Ein berühmtes Dessert trägt den Namen einer grossen Tänzerin. Leider konnte Anna Pavlova den süssen Traum nie selber geniessen.

Leicht und luftig: Das Eiweiss-Schaumgebäck namens Pavlova.
Leicht und luftig: Das Eiweiss-Schaumgebäck namens Pavlova.

Beerenzeit ist Pavlova-Zeit. Denn auf nichts schmecken frische Beeren besser als auf einem «Baiser», auf einem Kuss, wie die Franzosen eine Meringue nennen. Das gezuckerte Eiweiss-Schaumgebäck, das während zweier Stunden im Backofen bei 100 Grad mehr getrocknet als gebacken und mit Beeren oder anderen Früchten sowie mit Schlagrahm gefüllt wird, heisst in Australien und Neuseeland Pavlova – wie die russische Ballerina Anna Pavlova, die zusammen mit Nijinsky legendärer Star der Balletts Russes war.

In beiden Ländern hat das Dessert den Charakter eines Nationalgerichts, und beide Länder reklamieren die Urheberschaft der Pavlova für sich.

Fest steht, dass die Süssspeise wirklich den Namen der russischen Ballerina trägt, die Ende der Zwanzigerjahre in beiden Ländern gastierte.
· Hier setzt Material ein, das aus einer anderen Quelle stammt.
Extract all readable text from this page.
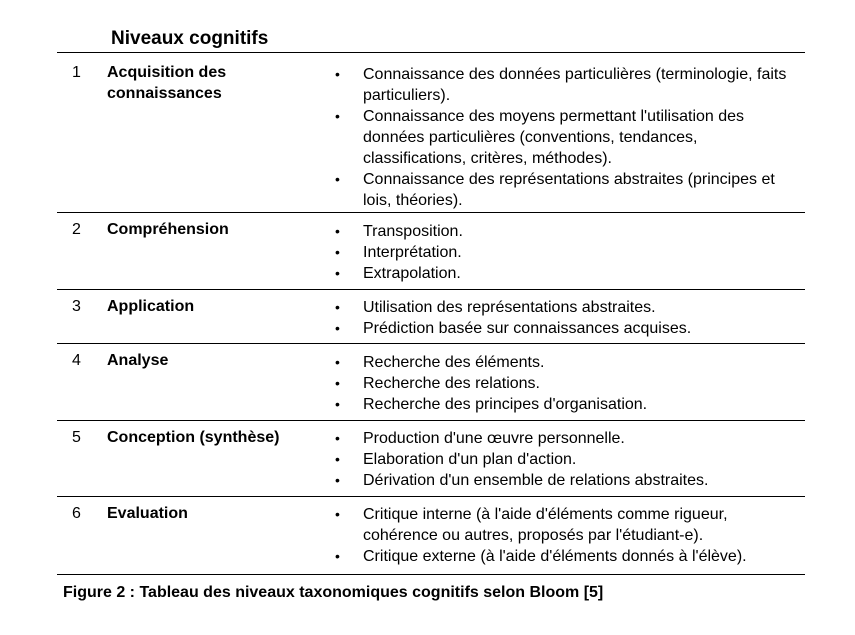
Niveaux cognitifs
1 Acquisition des connaissances
• Connaissance des données particulières (terminologie, faits particuliers).
• Connaissance des moyens permettant l'utilisation des données particulières (conventions, tendances, classifications, critères, méthodes).
• Connaissance des représentations abstraites (principes et lois, théories).
2 Compréhension	• Transposition.
• Interprétation.
• Extrapolation.
3 Application	• Utilisation des représentations abstraites.
• Prédiction basée sur connaissances acquises.
4 Analyse	• Recherche des éléments.
• Recherche des relations.
• Recherche des principes d'organisation.
5 Conception (synthèse)	• Production d'une œuvre personnelle.
• Elaboration d'un plan d'action.
• Dérivation d'un ensemble de relations abstraites.
6 Evaluation	• Critique interne (à l'aide d'éléments comme rigueur, cohérence ou autres, proposés par l'étudiant-e).
• Critique externe (à l'aide d'éléments donnés à l'élève).

Figure 2 : Tableau des niveaux taxonomiques cognitifs selon Bloom [5]
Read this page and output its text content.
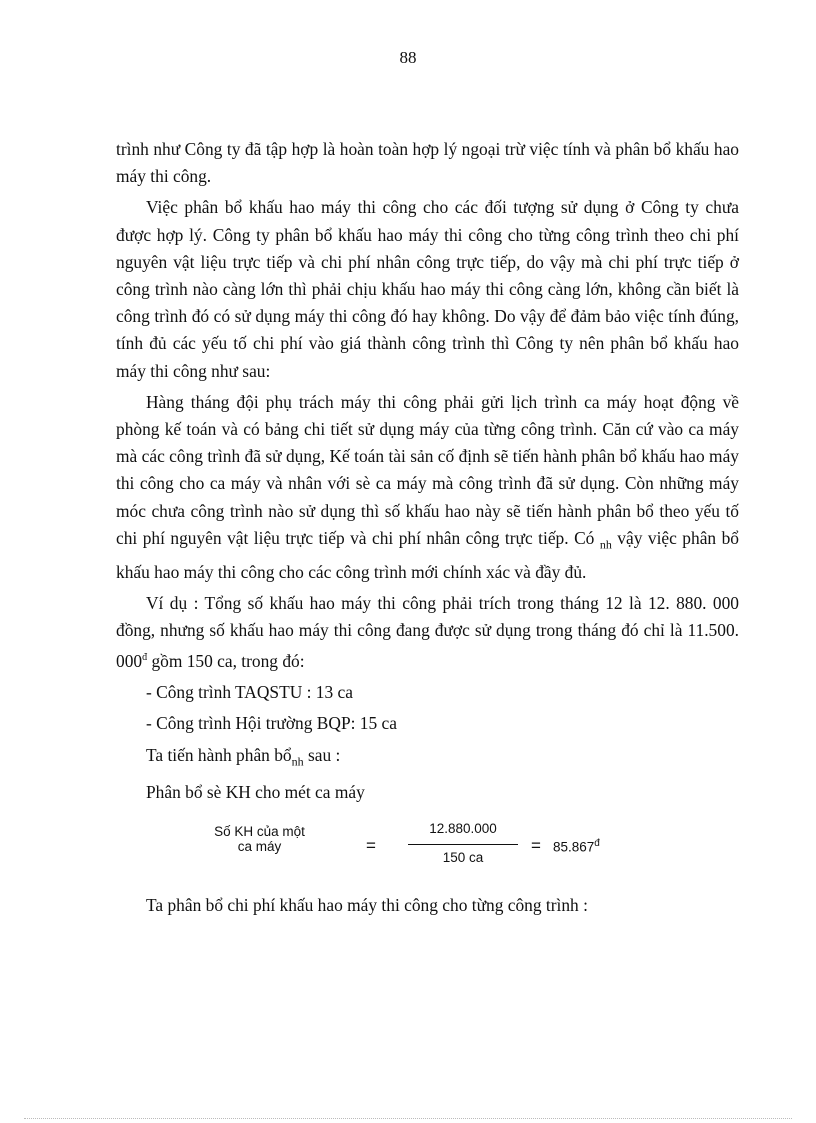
88

trình như Công ty đã tập hợp là hoàn toàn hợp lý ngoại trừ việc tính và phân bổ khấu hao máy thi công.

Việc phân bổ khấu hao máy thi công cho các đối tượng sử dụng ở Công ty chưa được hợp lý. Công ty phân bổ khấu hao máy thi công cho từng công trình theo chi phí nguyên vật liệu trực tiếp và chi phí nhân công trực tiếp, do vậy mà chi phí trực tiếp ở công trình nào càng lớn thì phải chịu khấu hao máy thi công càng lớn, không cần biết là công trình đó có sử dụng máy thi công đó hay không. Do vậy để đảm bảo việc tính đúng, tính đủ các yếu tố chi phí vào giá thành công trình thì Công ty nên phân bổ khấu hao máy thi công như sau:

Hàng tháng đội phụ trách máy thi công phải gửi lịch trình ca máy hoạt động về phòng kế toán và có bảng chi tiết sử dụng máy của từng công trình. Căn cứ vào ca máy mà các công trình đã sử dụng, Kế toán tài sản cố định sẽ tiến hành phân bổ khấu hao máy thi công cho ca máy và nhân với sè ca máy mà công trình đã sử dụng. Còn những máy móc chưa công trình nào sử dụng thì số khấu hao này sẽ tiến hành phân bổ theo yếu tố chi phí nguyên vật liệu trực tiếp và chi phí nhân công trực tiếp. Có $_{nh}$ vậy việc phân bổ khấu hao máy thi công cho các công trình mới chính xác và đầy đủ.

Ví dụ : Tổng số khấu hao máy thi công phải trích trong tháng 12 là 12. 880. 000 đồng, nhưng số khấu hao máy thi công đang được sử dụng trong tháng đó chỉ là 11.500. $000^đ$ gồm 150 ca, trong đó:

- Công trình TAQSTU : 13 ca
- Công trình Hội trường BQP: 15 ca
Ta tiến hành phân bổ$_{nh}$ sau :
Phân bổ sè KH cho mét ca máy
Số KH của một
ca máy	=
12.880.000
150 ca
= $85.867^đ$
Ta phân bổ chi phí khấu hao máy thi công cho từng công trình :
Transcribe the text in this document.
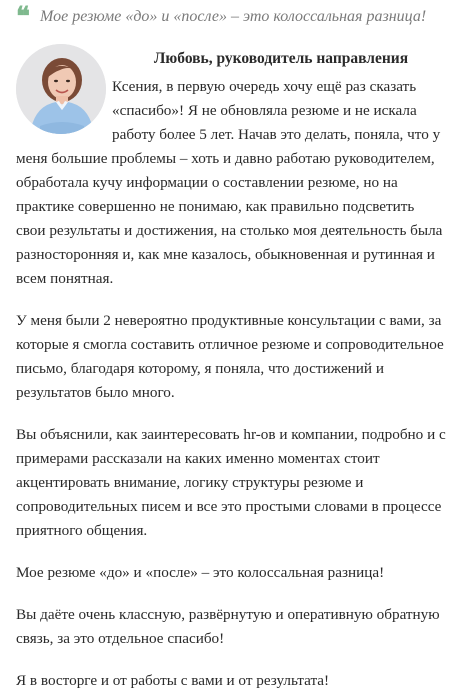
❝ Мое резюме «до» и «после» – это колоссальная разница!
Любовь, руководитель направления

Ксения, в первую очередь хочу ещё раз сказать «спасибо»! Я не обновляла резюме и не искала работу более 5 лет. Начав это делать, поняла, что у меня большие проблемы – хоть и давно работаю руководителем, обработала кучу информации о составлении резюме, но на практике совершенно не понимаю, как правильно подсветить свои результаты и достижения, на столько моя деятельность была разносторонняя и, как мне казалось, обыкновенная и рутинная и всем понятная.

У меня были 2 невероятно продуктивные консультации с вами, за которые я смогла составить отличное резюме и сопроводительное письмо, благодаря которому, я поняла, что достижений и результатов было много.

Вы объяснили, как заинтересовать hr-ов и компании, подробно и с примерами рассказали на каких именно моментах стоит акцентировать внимание, логику структуры резюме и сопроводительных писем и все это простыми словами в процессе приятного общения.

Мое резюме «до» и «после» – это колоссальная разница!

Вы даёте очень классную, развёрнутую и оперативную обратную связь, за это отдельное спасибо!

Я в восторге и от работы с вами и от результата!
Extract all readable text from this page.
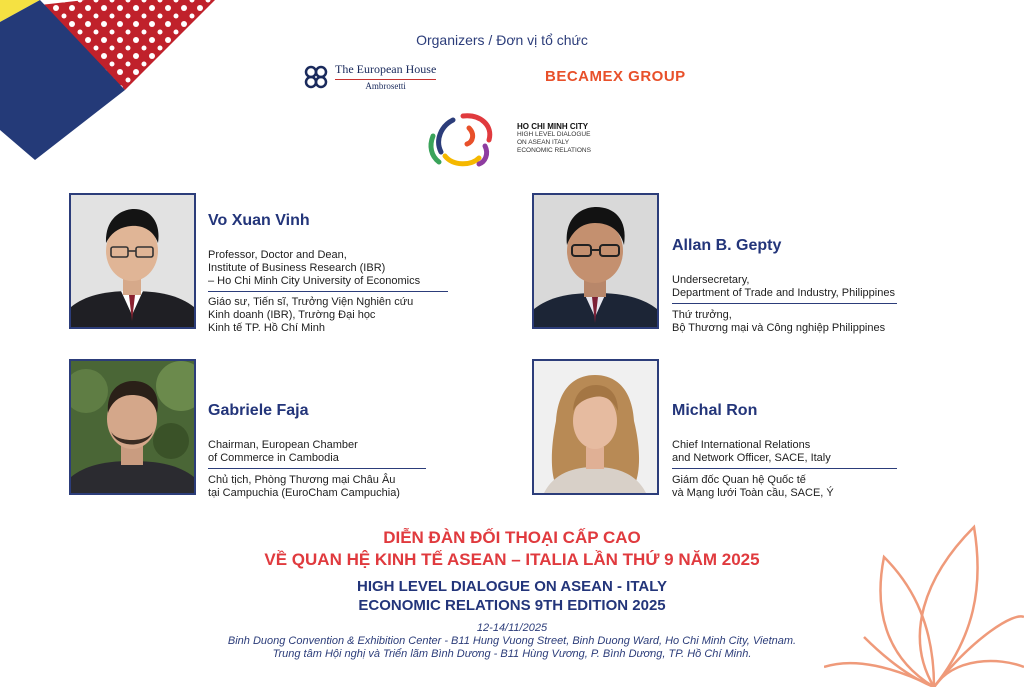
Organizers / Đơn vị tổ chức
The European House
Ambrosetti
BECAMEX GROUP
HO CHI MINH CITY
HIGH LEVEL DIALOGUE
ON ASEAN ITALY
ECONOMIC RELATIONS
Vo Xuan Vinh
Professor, Doctor and Dean,
Institute of Business Research (IBR)
– Ho Chi Minh City University of Economics
Giáo sư, Tiến sĩ, Trưởng Viện Nghiên cứu
Kinh doanh (IBR), Trường Đại học
Kinh tế TP. Hồ Chí Minh
Allan B. Gepty
Undersecretary,
Department of Trade and Industry, Philippines
Thứ trưởng,
Bộ Thương mại và Công nghiệp Philippines
Gabriele Faja
Chairman, European Chamber
of Commerce in Cambodia
Chủ tịch, Phòng Thương mại Châu Âu
tại Campuchia (EuroCham Campuchia)
Michal Ron
Chief International Relations
and Network Officer, SACE, Italy
Giám đốc Quan hệ Quốc tế
và Mạng lưới Toàn cầu, SACE, Ý
DIỄN ĐÀN ĐỐI THOẠI CẤP CAO
VỀ QUAN HỆ KINH TẾ ASEAN – ITALIA LẦN THỨ 9 NĂM 2025
HIGH LEVEL DIALOGUE ON ASEAN - ITALY
ECONOMIC RELATIONS 9TH EDITION 2025
12-14/11/2025
Binh Duong Convention & Exhibition Center - B11 Hung Vuong Street, Binh Duong Ward, Ho Chi Minh City, Vietnam.
Trung tâm Hội nghị và Triển lãm Bình Dương - B11 Hùng Vương, P. Bình Dương, TP. Hồ Chí Minh.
Der Oxford English Dictionary nennt Neuseeland als Ursprungsort, weil 1927 dort das älteste bekannte Rezept mit dem Namen Pavlova gefunden wurde. Für die Australier hingegen steht fest, dass der deutschstämmige Küchenchef des Hotels Esplanade in Perth die Eiweisstorte 1935 erstmals mit der Bemerkung kreiert habe, sie sei so leicht wie die Pavlova. Für die Form des Baiser habe er sich vom Tutu der weltbekannten Tänzerin inspirieren lassen.

Eine neuseeländische Anthropologin hat nach intensiver Recherche herausgefunden, dass das Dessert in Neuseeland nachweislich vor 1935 unter dem Namen Pavlova genossen worden war. Allerdings handelte es sich damals um kleine Portionentörtchen und nicht um eine grosse für mehrere Portionen, wie sie im Hotel Esplanade aufgetischt wurde. Alles nur eine Frage der Form und der Grösse? Wer weiss, ich mag diese wunderbaren Geschichten, nach denen weltbekannte Speisen entstanden sein sollen. Sie können nie ganz bewiesen werden, sind aber immer schön zu lesen und zu hören.

Fest steht im Falle der Pavlova nur, dass sich die Tänzerin wohl nie an einem Baiser mit ihrem Namen erfreuen konnte. Schade. Anna Pavlova starb 1931 in Den Haag mit nur 49 Jahren an einer Lungenentzündung.

PS. Wir machen die Pavlova stets nach einem Rezept von Betty Bossi.